In 10 years, Belly Bus Food Drive collected 17 tons

This year’s drive is on Aug. 8

GREENFIELD — It’s that time of year again — the time to enjoy summer swims and refreshing creamies, but also the time when some children and families start to worry where their next meal will come from.

For 10 years, the Franklin County Hunger Task Force, a subcommittee of the Franklin County Resource Network, has been trying to fill this gap during the last few weeks of summer, when school-based summer meals programs end, and before the school year, which provides free and reduced-price lunches, begins.

Over the last decade, the task force has organized the annual Fill the Belly Bus Food Drive, which has collected more than 17 tons of food and thousands of dollars for local emergency food programs, with the goal of stocking food pantry shelves during the two-week gap between free summer meal programs for low-income children and the start of school meal programs in the fall.

This year’s food drive, on Aug. 8, hopes to raise more than last year, when about 3,000 pounds of food and $3,200 was gathered with the support of 40 local businesses.

The drive benefits the Franklin County Community Meals Program, Franklin Area Survival Center, Greenfield Salvation Army, Center for Self Reliance, the Stone Soup Cafe and the Northfield Food Pantry.

The resource network is sponsored by anti-poverty agency Community Action, one of the largest nonprofit organizations in western Massachusetts.

The gap extends from Aug. 16 to Aug. 28, a lapse of seven weekdays in which families have to provide food three times a day for children.

One of the beneficiaries is the Center for Self Reliance food pantry in Greenfield, a program of Community Action.

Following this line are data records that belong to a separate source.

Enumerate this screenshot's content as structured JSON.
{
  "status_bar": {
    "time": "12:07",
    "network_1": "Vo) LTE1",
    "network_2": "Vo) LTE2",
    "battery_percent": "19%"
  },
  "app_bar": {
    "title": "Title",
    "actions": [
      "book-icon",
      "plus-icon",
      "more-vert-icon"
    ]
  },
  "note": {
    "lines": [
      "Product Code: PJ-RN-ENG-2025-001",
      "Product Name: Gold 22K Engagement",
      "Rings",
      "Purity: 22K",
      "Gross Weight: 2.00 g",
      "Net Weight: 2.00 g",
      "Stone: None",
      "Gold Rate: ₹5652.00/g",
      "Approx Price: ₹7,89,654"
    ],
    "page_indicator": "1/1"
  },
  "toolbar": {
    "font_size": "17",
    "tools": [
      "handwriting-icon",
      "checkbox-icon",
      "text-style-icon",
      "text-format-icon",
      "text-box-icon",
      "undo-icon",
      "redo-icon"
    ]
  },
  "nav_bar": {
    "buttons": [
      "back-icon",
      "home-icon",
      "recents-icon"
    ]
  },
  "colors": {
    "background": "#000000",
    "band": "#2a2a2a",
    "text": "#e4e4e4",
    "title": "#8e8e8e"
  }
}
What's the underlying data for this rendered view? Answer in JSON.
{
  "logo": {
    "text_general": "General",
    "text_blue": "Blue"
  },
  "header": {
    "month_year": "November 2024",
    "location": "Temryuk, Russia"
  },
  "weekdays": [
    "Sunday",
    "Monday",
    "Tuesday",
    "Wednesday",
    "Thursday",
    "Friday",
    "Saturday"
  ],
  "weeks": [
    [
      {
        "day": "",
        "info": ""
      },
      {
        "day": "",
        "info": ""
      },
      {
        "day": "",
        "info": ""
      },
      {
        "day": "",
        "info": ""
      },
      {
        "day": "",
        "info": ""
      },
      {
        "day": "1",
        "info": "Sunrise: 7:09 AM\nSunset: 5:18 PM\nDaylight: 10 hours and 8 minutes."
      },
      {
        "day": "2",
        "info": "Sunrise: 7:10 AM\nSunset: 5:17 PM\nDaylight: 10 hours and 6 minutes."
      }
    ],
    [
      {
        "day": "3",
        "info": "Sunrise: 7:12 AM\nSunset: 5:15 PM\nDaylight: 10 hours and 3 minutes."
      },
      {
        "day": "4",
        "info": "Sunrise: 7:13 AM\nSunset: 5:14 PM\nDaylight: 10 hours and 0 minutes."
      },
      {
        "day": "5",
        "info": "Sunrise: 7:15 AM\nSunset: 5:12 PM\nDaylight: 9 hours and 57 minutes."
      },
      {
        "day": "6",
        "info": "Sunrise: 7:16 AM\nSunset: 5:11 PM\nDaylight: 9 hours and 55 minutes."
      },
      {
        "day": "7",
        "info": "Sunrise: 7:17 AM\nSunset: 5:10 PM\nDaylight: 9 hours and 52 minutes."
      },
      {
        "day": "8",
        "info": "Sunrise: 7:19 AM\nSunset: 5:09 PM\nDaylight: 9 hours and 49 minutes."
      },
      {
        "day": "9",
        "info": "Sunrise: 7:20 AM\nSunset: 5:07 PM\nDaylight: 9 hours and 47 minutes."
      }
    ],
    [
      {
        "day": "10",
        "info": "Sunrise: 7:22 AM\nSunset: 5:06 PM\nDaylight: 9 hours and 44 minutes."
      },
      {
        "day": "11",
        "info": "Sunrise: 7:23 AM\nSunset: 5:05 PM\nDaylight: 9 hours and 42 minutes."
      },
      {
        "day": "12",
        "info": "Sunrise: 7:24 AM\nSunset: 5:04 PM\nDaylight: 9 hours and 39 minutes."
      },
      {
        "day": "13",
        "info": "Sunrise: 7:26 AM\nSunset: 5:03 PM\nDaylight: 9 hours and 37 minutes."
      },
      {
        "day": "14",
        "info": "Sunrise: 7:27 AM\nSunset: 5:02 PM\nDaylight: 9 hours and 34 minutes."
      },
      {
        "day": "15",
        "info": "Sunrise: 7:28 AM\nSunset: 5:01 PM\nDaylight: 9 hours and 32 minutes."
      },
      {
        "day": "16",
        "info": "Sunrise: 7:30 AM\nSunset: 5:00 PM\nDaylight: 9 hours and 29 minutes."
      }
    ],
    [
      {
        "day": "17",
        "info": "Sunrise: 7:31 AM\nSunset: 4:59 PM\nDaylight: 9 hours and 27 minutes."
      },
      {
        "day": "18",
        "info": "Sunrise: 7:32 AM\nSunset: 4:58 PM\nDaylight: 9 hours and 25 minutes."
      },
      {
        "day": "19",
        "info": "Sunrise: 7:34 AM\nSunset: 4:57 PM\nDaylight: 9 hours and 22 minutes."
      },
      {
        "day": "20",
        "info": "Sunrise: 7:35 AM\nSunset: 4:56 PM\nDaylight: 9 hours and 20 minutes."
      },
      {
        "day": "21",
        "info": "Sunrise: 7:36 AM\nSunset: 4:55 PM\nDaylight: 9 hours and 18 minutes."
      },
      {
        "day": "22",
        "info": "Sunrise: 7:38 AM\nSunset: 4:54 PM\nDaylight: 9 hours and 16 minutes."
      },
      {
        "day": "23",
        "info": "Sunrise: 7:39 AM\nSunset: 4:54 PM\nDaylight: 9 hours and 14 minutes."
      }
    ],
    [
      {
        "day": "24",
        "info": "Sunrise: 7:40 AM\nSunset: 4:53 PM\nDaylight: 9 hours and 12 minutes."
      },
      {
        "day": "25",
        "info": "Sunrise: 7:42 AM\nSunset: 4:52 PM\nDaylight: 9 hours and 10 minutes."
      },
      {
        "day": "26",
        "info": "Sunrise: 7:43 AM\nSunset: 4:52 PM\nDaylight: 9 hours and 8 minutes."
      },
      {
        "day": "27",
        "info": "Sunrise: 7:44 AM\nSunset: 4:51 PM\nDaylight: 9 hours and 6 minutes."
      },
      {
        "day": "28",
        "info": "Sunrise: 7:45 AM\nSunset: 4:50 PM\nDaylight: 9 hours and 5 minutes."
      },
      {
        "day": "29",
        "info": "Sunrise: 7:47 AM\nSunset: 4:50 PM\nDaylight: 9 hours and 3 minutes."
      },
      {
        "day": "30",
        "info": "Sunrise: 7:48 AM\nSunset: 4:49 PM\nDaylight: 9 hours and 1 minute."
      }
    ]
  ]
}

“This time is the busiest time of year,” said Dino Schnelle, the food pantry coordinator. “It’s when families become responsible for feeding three meals a day to children. Many kids get breakfast and lunch during the school week and with summer meals they get at least lunch.”

The bus drive usually has a great impact on the food pantry, which provided food to 1,065 people and gave more than 18,000 pounds of food this June. The food pantry is serving one-third more people than two years ago, Schnelle said.

In Massachusetts, 11.9 percent of children live in food insecure households, according to the state Department of Elementary and Secondary Education.

This is the peak season for the Greenfield pantry when the increased number of people visiting the pantry clashes with the decreased amount of food.

“It makes a huge difference for us to have enough food on the shelves,” Schnelle said.

Individuals are invited to donate nonperishable food items, such as canned soups and stews, canned fruit, peanut butter and jelly, pasta and sauce, and baby food, as well as personal care supplies, laundry detergent and disposable diapers, on the Greenfield Town Common that day between 3 and 5 p.m., or look for the yellow school bus logo in the windows of local businesses.

To commemorate the anniversary, this year F.M. Kuzmeskus donated a real school bus to pick up donations. In the past, the bus was figurative and volunteers collected donations in their cars, according to Holly Kosisky, the coordinator of asset development and community collaboration at Community Action.

The bus will be available at the Greenfield Stop & Shop from 9 to 10 a.m. and Foster’s Super Market from 11 a.m. to noon on that Friday

The bus will then pick up donations collected by long-standing supporting businesses such as Judd Wire, Bete Fog Nozzle, Greenfield Savings Bank and Greenfield Cooperative Bank.

It will make its final stop on the Greenfield Town Common, where all donations will be collected, weighed and sorted from 3 to 5 p.m. A drive-up service will be provided for people who want to deliver nonperishable food items by car during that period.

Food and cash donations will also be collected the Thursday before the drive from 6 to 8 p.m. at the Coop Concert in the Energy Park, sponsored by the Franklin County Musicians Cooperative.